Acute Blood Pressure Responses in Healthy Adults During Controlled Air Pollution Exposures

Exposure to air pollution has been shown to cause arterial vasoconstriction and alter autonomic balance. Because these biologic responses may influence systemic hemodynamics, we investigated the effect of air pollution on blood pressure (BP). Responses during 2-hr exposures to concentrated ambient fine particles (particulate matter < 2.5 μm in aerodynamic diameter; PM(2.5)) plus ozone (CAP+O(3)) were compared with those of particle-free air (PFA) in 23 normotensive, non-smoking healthy adults. Mean concentrations of PM(2.5) were 147 ± 27 versus 2 ± 2 μg/m(3), respectively, and those of O(3) were 121 ± 3 versus 8 ± 5 ppb, respectively (p < 0.0001 for both). A significant increase in diastolic BP (DBP) was observed at 2 hr of CAP+O(3) [median change, 6 mm Hg (9.3%); binomial 95% confidence interval (CI), 0 to 11; p = 0.013, Wilcoxon signed rank test] above the 0-hr value. This increase was significantly different (p = 0.017, unadjusted for basal BP) from the small 2-hr change during PFA (median change, 1 mm Hg; 95% CI, −2 to 4; p = 0.24). This prompted further investigation of the CAP+O(3) response, which showed a strong association between the 2-hr change in DBP (and mean arterial pressure) and the concentration of the organic carbon fraction of PM(2.5) (r = 0.53, p < 0.01; r = 0.56, p < 0.01, respectively) but not with total PM(2.5) mass (r ≤ 0.25, p ≥ 0.27).
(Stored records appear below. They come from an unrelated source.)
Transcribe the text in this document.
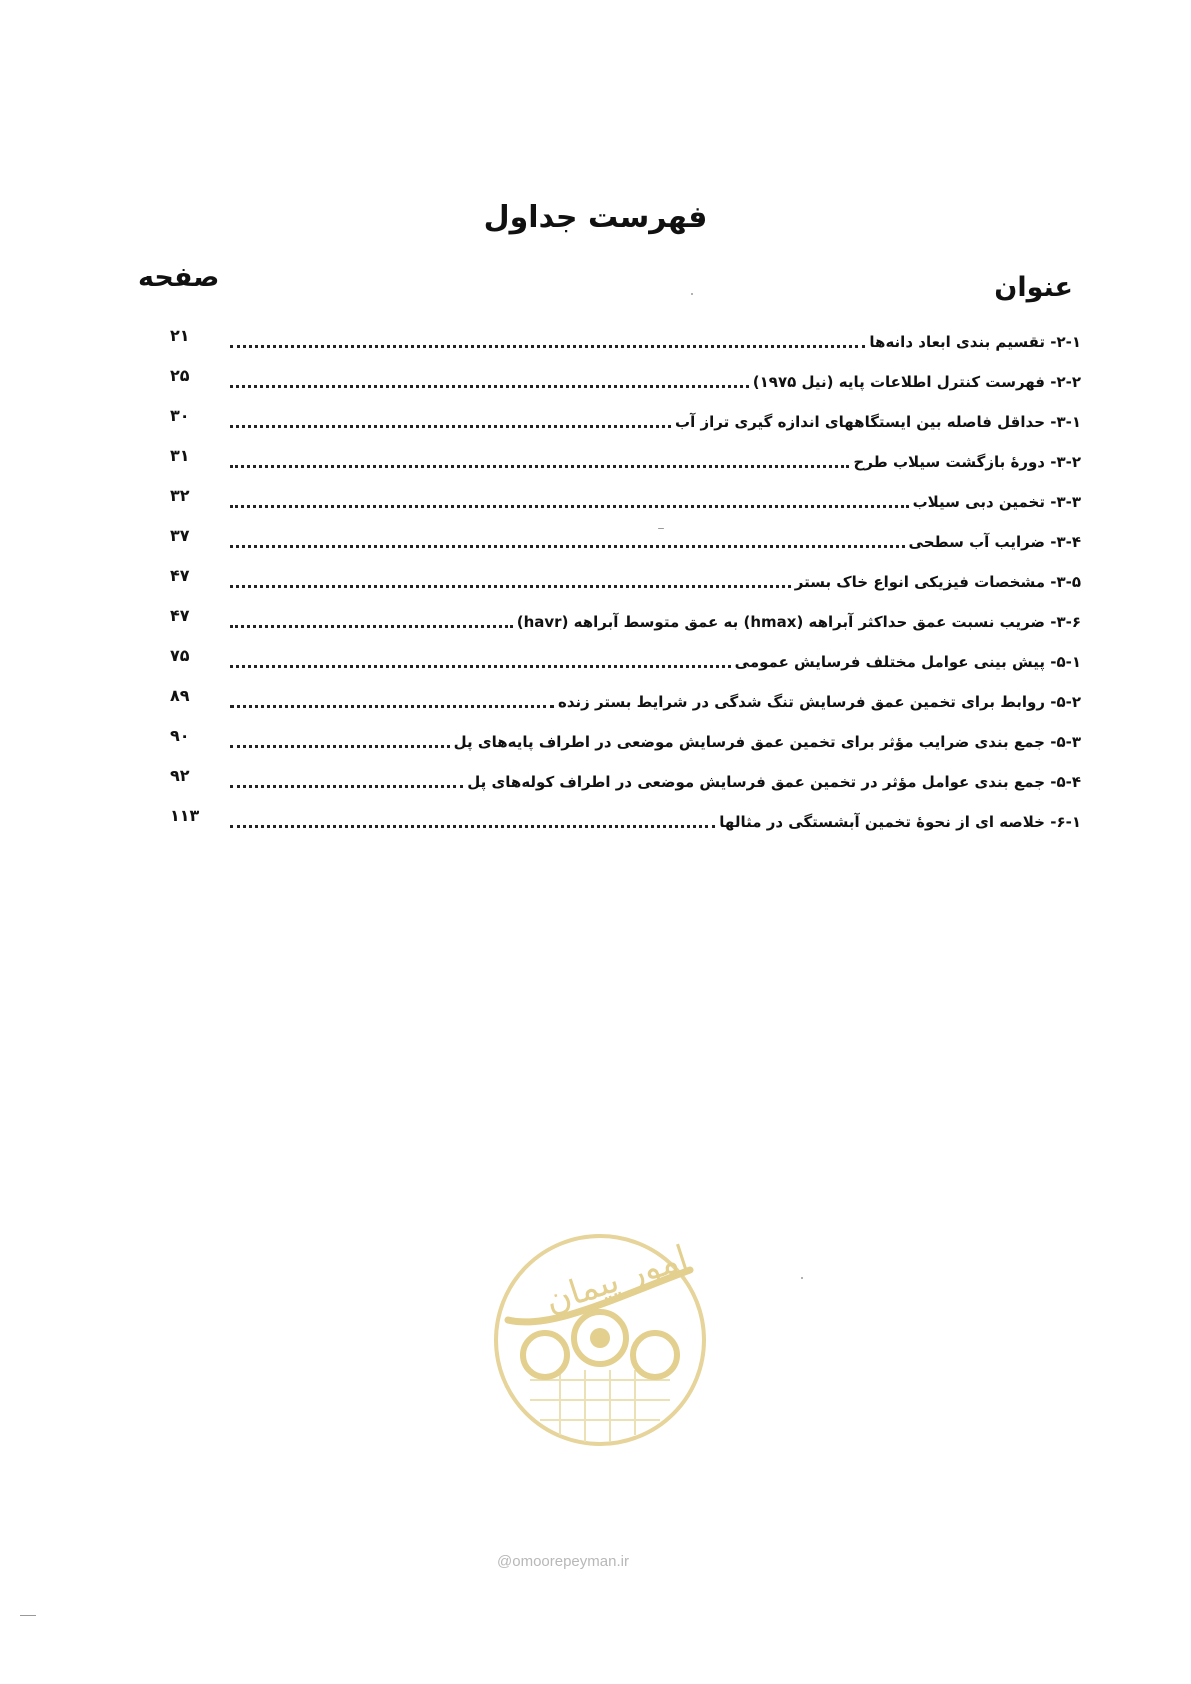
فهرست جداول
عنوان
صفحه
۲۱	۲-۱- تقسیم بندی ابعاد دانه‌ها
۲۵	۲-۲- فهرست کنترل اطلاعات پایه (نیل ۱۹۷۵)
۳۰	۳-۱- حداقل فاصله بین ایستگاههای اندازه گیری تراز آب
۳۱	۳-۲- دورهٔ بازگشت سیلاب طرح
۳۲	۳-۳- تخمین دبی سیلاب
۳۷	۳-۴- ضرایب آب سطحی
۴۷	۳-۵- مشخصات فیزیکی انواع خاک بستر
۴۷	۳-۶- ضریب نسبت عمق حداکثر آبراهه (hmax) به عمق متوسط آبراهه (havr)
۷۵	۵-۱- پیش بینی عوامل مختلف فرسایش عمومی
۸۹	۵-۲- روابط برای تخمین عمق فرسایش تنگ شدگی در شرایط بستر زنده
۹۰	۵-۳- جمع بندی ضرایب مؤثر برای تخمین عمق فرسایش موضعی در اطراف پایه‌های پل
۹۲	۵-۴- جمع بندی عوامل مؤثر در تخمین عمق فرسایش موضعی در اطراف کوله‌های پل
۱۱۳	۶-۱- خلاصه ای از نحوهٔ تخمین آبشستگی در مثالها
امور پیمان
@omoorepeyman.ir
These findings suggest that exposure to environmentally relevant concentrations of PM(2.5) and O(3) rapidly increases DBP. The magnitude of BP change is associated with the PM(2.5) carbon content. Exposure to vehicular traffic may provide a common link between our observations and previous studies in which traffic exposure was identified as a potential risk factor for cardiovascular disease.